The cases SP cites for the proposition that its principals could testify to expectations of future revenues are likewise inapposite, as they arose in the context of established companies. Compare Securitron Magnalock Corp. v. Schnabolk, 65 F.3d 256, 265 (2d Cir. 1995) (deeming testimony regarding “flattening out” of profits permissible against backdrop of sales “over a period of years”), and Lightning Lube, Inc. v. Witco Corp., 4 F.3d 1153, 1174–77 (3d Cir. 1993) (deeming damages established with reasonable certainty based on testimony from company owner, where company had operational history, and performance had “surpassed” owner's projections in past years), with Von der Ruhr v. Immtech Int'l, Inc., 570 F.3d 858, 862–65 (7th Cir. 2009) (explaining that it is a “difficult task ․ (1) to prove lost profits damages (2) in a complex market (3) from a product that has never been sold (4) without [valid] expert testimony”), and US Salt, Inc. v. Broken Arrow, Inc., 563 F.3d 687, 690 (8th Cir. 2009) (rejecting testimony by company president where “record demonstrate[d] that [he] could not identify any customer interested in buying ․ a specific amount of [the product] at a specific price”).
Accordingly, we conclude that the district court did not err in granting Kellwood judgment as a matter of law on SP's damages claims, and in entering a nominal-damages award of $1.00 in SP's favor.
We have considered the parties' other arguments and conclude that they are without merit.
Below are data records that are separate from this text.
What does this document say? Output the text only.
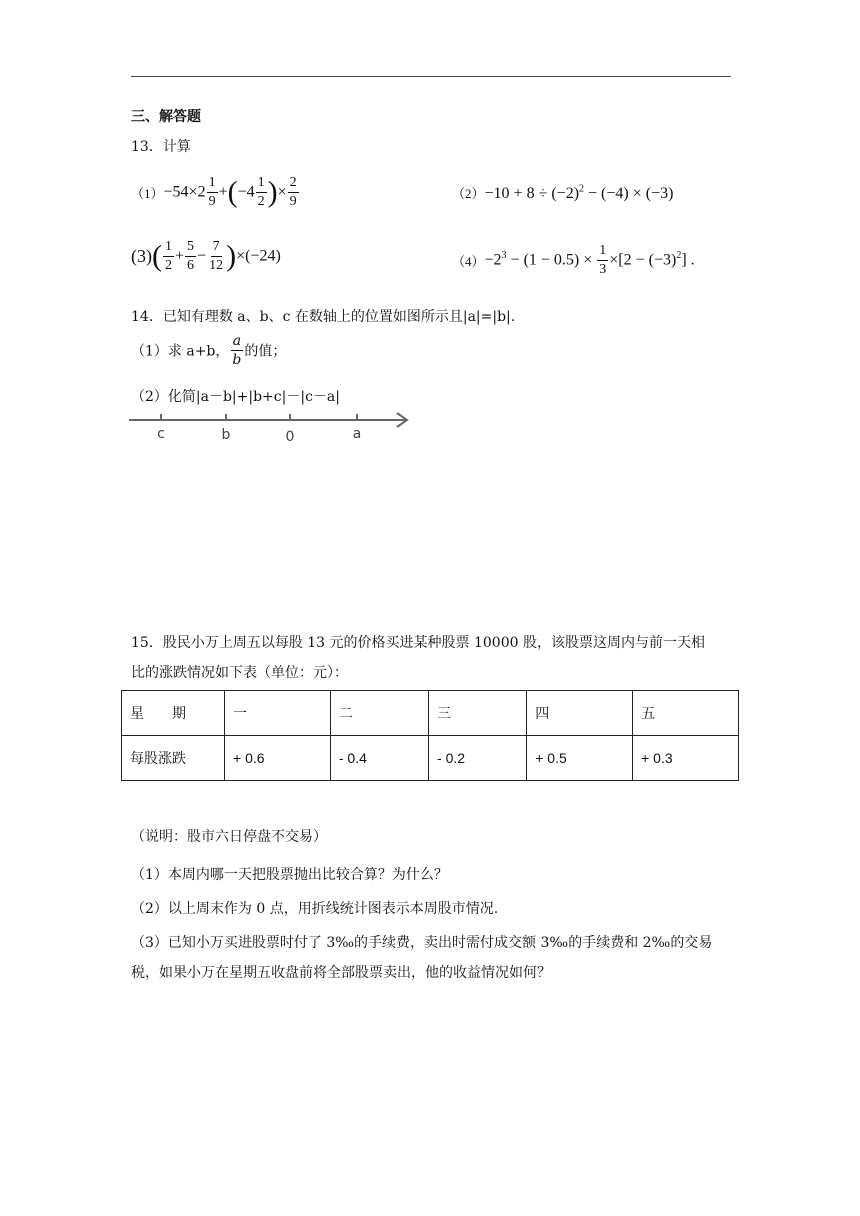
三、解答题
13．计算
$(1)-54\times 2 \frac{1}{9} +(-4 \frac{1}{2}$ )× $\frac{2}{9}$	$(2)-10 + 8 \div (-2)^2 - (-4) \times (-3)$
$(3)( \frac{1}{2} + \frac{5}{6} - \frac{7}{12} )\times(-24)$	$(4)-2^3 - (1 - 0.5) \times \frac{1}{3} \times[2 - (-3)^2]$ .
14．已知有理数 a、b、c 在数轴上的位置如图所示且|a|=|b|.
（1）求 a+b， $\frac{a}{b}$ 的值；
（2）化简|a－b|+|b+c|－|c－a|
c	b	0	a
15．股民小万上周五以每股 13 元的价格买进某种股票 10000 股，该股票这周内与前一天相
比的涨跌情况如下表（单位：元）：
星　　期	一	二	三	四	五
每股涨跌	+ 0.6	- 0.4	- 0.2	+ 0.5	+ 0.3
（说明：股市六日停盘不交易）
（1）本周内哪一天把股票抛出比较合算？为什么？
（2）以上周末作为 0 点，用折线统计图表示本周股市情况.
（3）已知小万买进股票时付了 3‰的手续费，卖出时需付成交额 3‰的手续费和 2‰的交易
税，如果小万在星期五收盘前将全部股票卖出，他的收益情况如何？
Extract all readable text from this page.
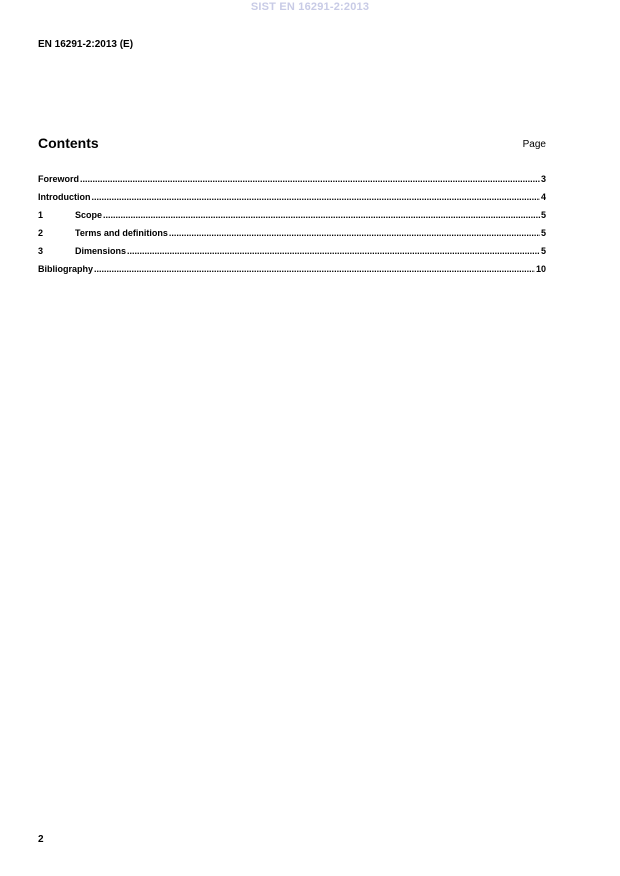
SIST EN 16291-2:2013
EN 16291-2:2013 (E)
Contents	Page
Foreword .....	3
Introduction .....	4
1	Scope .....	5
2	Terms and definitions .....	5
3	Dimensions .....	5
Bibliography .....	10
2
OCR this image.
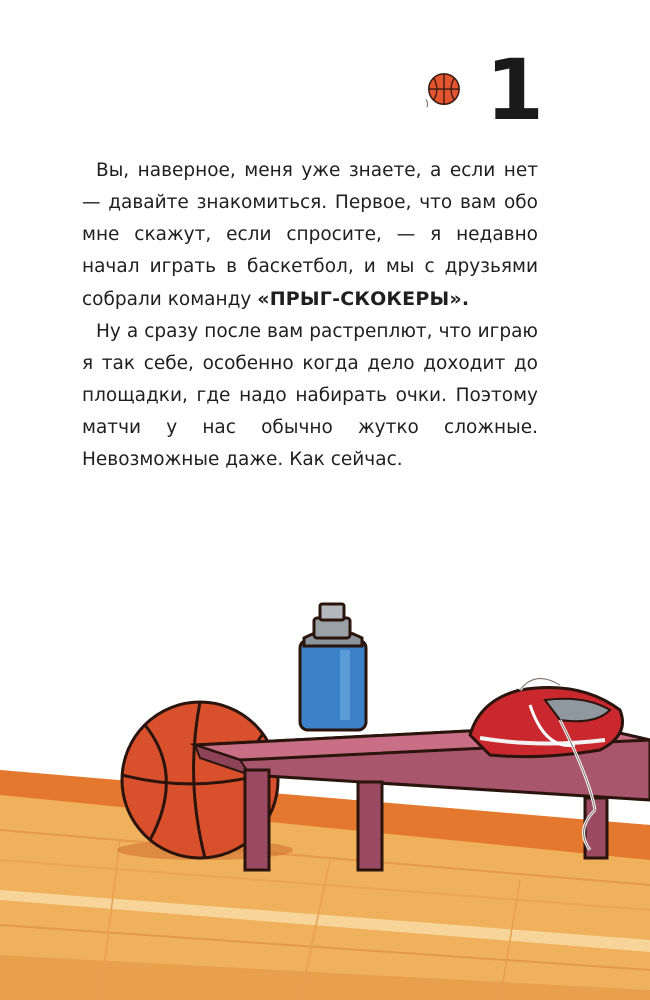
1

Вы, наверное, меня уже знаете, а если нет — давайте знакомиться. Первое, что вам обо мне скажут, если спросите, — я недавно начал играть в баскетбол, и мы с друзьями собрали команду «ПРЫГ-СКОКЕРЫ».

Ну а сразу после вам растреплют, что играю я так себе, особенно когда дело доходит до площадки, где надо набирать очки. Поэтому матчи у нас обычно жутко сложные. Невозможные даже. Как сейчас.
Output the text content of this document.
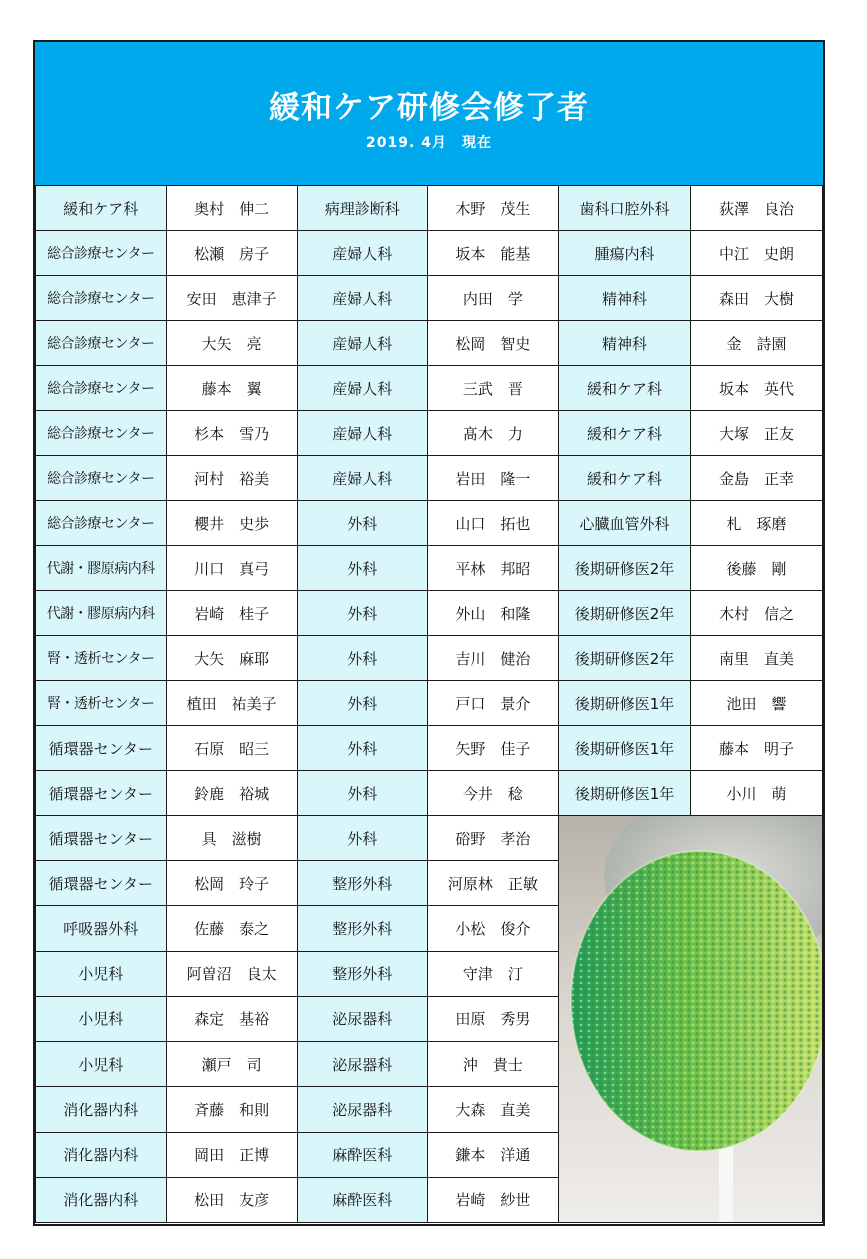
緩和ケア研修会修了者
2019. 4月　現在
緩和ケア科	奥村　伸二	病理診断科	木野　茂生	歯科口腔外科	荻澤　良治
総合診療センター	松瀬　房子	産婦人科	坂本　能基	腫瘍内科	中江　史朗
総合診療センター	安田　恵津子	産婦人科	内田　学	精神科	森田　大樹
総合診療センター	大矢　亮	産婦人科	松岡　智史	精神科	金　詩園
総合診療センター	藤本　翼	産婦人科	三武　晋	緩和ケア科	坂本　英代
総合診療センター	杉本　雪乃	産婦人科	髙木　力	緩和ケア科	大塚　正友
総合診療センター	河村　裕美	産婦人科	岩田　隆一	緩和ケア科	金島　正幸
総合診療センター	櫻井　史歩	外科	山口　拓也	心臓血管外科	札　琢磨
代謝・膠原病内科	川口　真弓	外科	平林　邦昭	後期研修医2年	後藤　剛
代謝・膠原病内科	岩崎　桂子	外科	外山　和隆	後期研修医2年	木村　信之
腎・透析センター	大矢　麻耶	外科	吉川　健治	後期研修医2年	南里　直美
腎・透析センター	植田　祐美子	外科	戸口　景介	後期研修医1年	池田　響
循環器センター	石原　昭三	外科	矢野　佳子	後期研修医1年	藤本　明子
循環器センター	鈴鹿　裕城	外科	今井　稔	後期研修医1年	小川　萌
循環器センター	具　滋樹	外科	硲野　孝治	

循環器センター	松岡　玲子	整形外科	河原林　正敏		
呼吸器外科	佐藤　泰之	整形外科	小松　俊介		
小児科	阿曽沼　良太	整形外科	守津　汀		
小児科	森定　基裕	泌尿器科	田原　秀男		
小児科	瀬戸　司	泌尿器科	沖　貴士		
消化器内科	斉藤　和則	泌尿器科	大森　直美		
消化器内科	岡田　正博	麻酔医科	鎌本　洋通		
消化器内科	松田　友彦	麻酔医科	岩崎　紗世		
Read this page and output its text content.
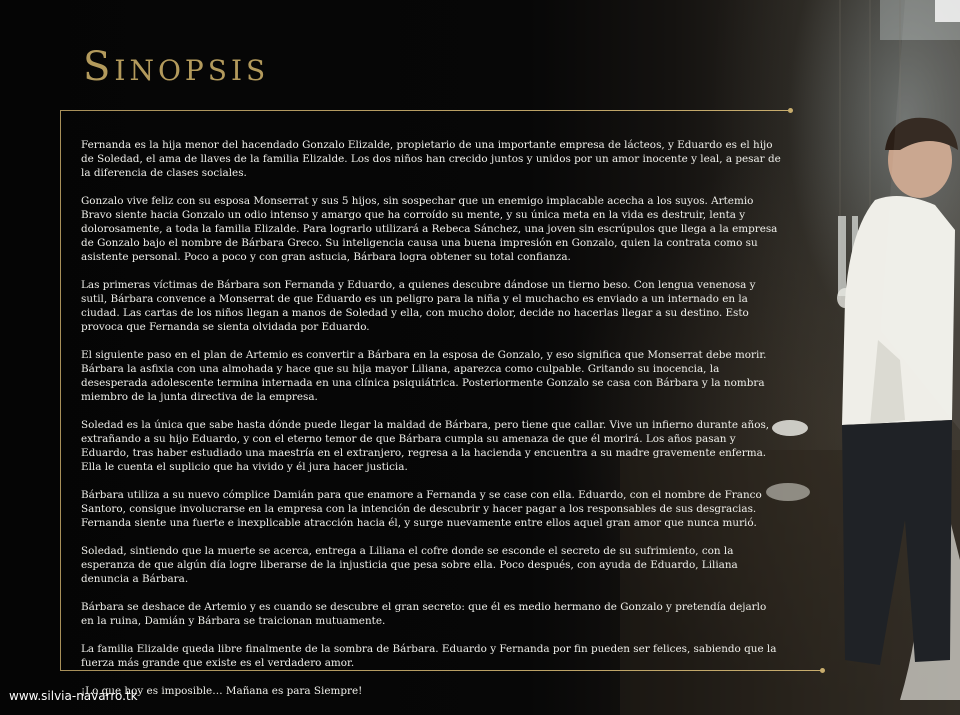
Sinopsis

Fernanda es la hija menor del hacendado Gonzalo Elizalde, propietario de una importante empresa de lácteos, y Eduardo es el hijo de Soledad, el ama de llaves de la familia Elizalde. Los dos niños han crecido juntos y unidos por un amor inocente y leal, a pesar de la diferencia de clases sociales.

Gonzalo vive feliz con su esposa Monserrat y sus 5 hijos, sin sospechar que un enemigo implacable acecha a los suyos. Artemio Bravo siente hacia Gonzalo un odio intenso y amargo que ha corroído su mente, y su única meta en la vida es destruir, lenta y dolorosamente, a toda la familia Elizalde. Para lograrlo utilizará a Rebeca Sánchez, una joven sin escrúpulos que llega a la empresa de Gonzalo bajo el nombre de Bárbara Greco. Su inteligencia causa una buena impresión en Gonzalo, quien la contrata como su asistente personal. Poco a poco y con gran astucia, Bárbara logra obtener su total confianza.

Las primeras víctimas de Bárbara son Fernanda y Eduardo, a quienes descubre dándose un tierno beso. Con lengua venenosa y sutil, Bárbara convence a Monserrat de que Eduardo es un peligro para la niña y el muchacho es enviado a un internado en la ciudad. Las cartas de los niños llegan a manos de Soledad y ella, con mucho dolor, decide no hacerlas llegar a su destino. Esto provoca que Fernanda se sienta olvidada por Eduardo.

El siguiente paso en el plan de Artemio es convertir a Bárbara en la esposa de Gonzalo, y eso significa que Monserrat debe morir. Bárbara la asfixia con una almohada y hace que su hija mayor Liliana, aparezca como culpable. Gritando su inocencia, la desesperada adolescente termina internada en una clínica psiquiátrica. Posteriormente Gonzalo se casa con Bárbara y la nombra miembro de la junta directiva de la empresa.

Soledad es la única que sabe hasta dónde puede llegar la maldad de Bárbara, pero tiene que callar. Vive un infierno durante años, extrañando a su hijo Eduardo, y con el eterno temor de que Bárbara cumpla su amenaza de que él morirá. Los años pasan y Eduardo, tras haber estudiado una maestría en el extranjero, regresa a la hacienda y encuentra a su madre gravemente enferma. Ella le cuenta el suplicio que ha vivido y él jura hacer justicia.

Bárbara utiliza a su nuevo cómplice Damián para que enamore a Fernanda y se case con ella. Eduardo, con el nombre de Franco Santoro, consigue involucrarse en la empresa con la intención de descubrir y hacer pagar a los responsables de sus desgracias. Fernanda siente una fuerte e inexplicable atracción hacia él, y surge nuevamente entre ellos aquel gran amor que nunca murió.

Soledad, sintiendo que la muerte se acerca, entrega a Liliana el cofre donde se esconde el secreto de su sufrimiento, con la esperanza de que algún día logre liberarse de la injusticia que pesa sobre ella. Poco después, con ayuda de Eduardo, Liliana denuncia a Bárbara.

Bárbara se deshace de Artemio y es cuando se descubre el gran secreto: que él es medio hermano de Gonzalo y pretendía dejarlo en la ruina, Damián y Bárbara se traicionan mutuamente.

La familia Elizalde queda libre finalmente de la sombra de Bárbara. Eduardo y Fernanda por fin pueden ser felices, sabiendo que la fuerza más grande que existe es el verdadero amor.

¡Lo que hoy es imposible… Mañana es para Siempre!

www.silvia-navarro.tk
Accordingly, we AFFIRM the judgment of the district court.
FOR THE COURT:
Catherine O'Hagan Wolfe, Clerk of Court
1. The district court initially granted SP a new trial on lost-business-value damages, but granted judgment notwithstanding the verdict when SP failed to proffer evidence that would establish such damages.
2. We need not address Kellwood's argument that the district court abused its discretion in excluding an Under Armour commercial, as the evidence was offered only as to damages, an issue on which we affirm the district court's nominal judgment in Kellwood's favor.
3. Magistrate Judge Dolinger identified this evidentiary concern and excluded the witness's testimony prior to the case being reassigned to Magistrate Judge Netburn.
4. Under the License Agreement, SP was entitled to a 5% royalty on sales of its products.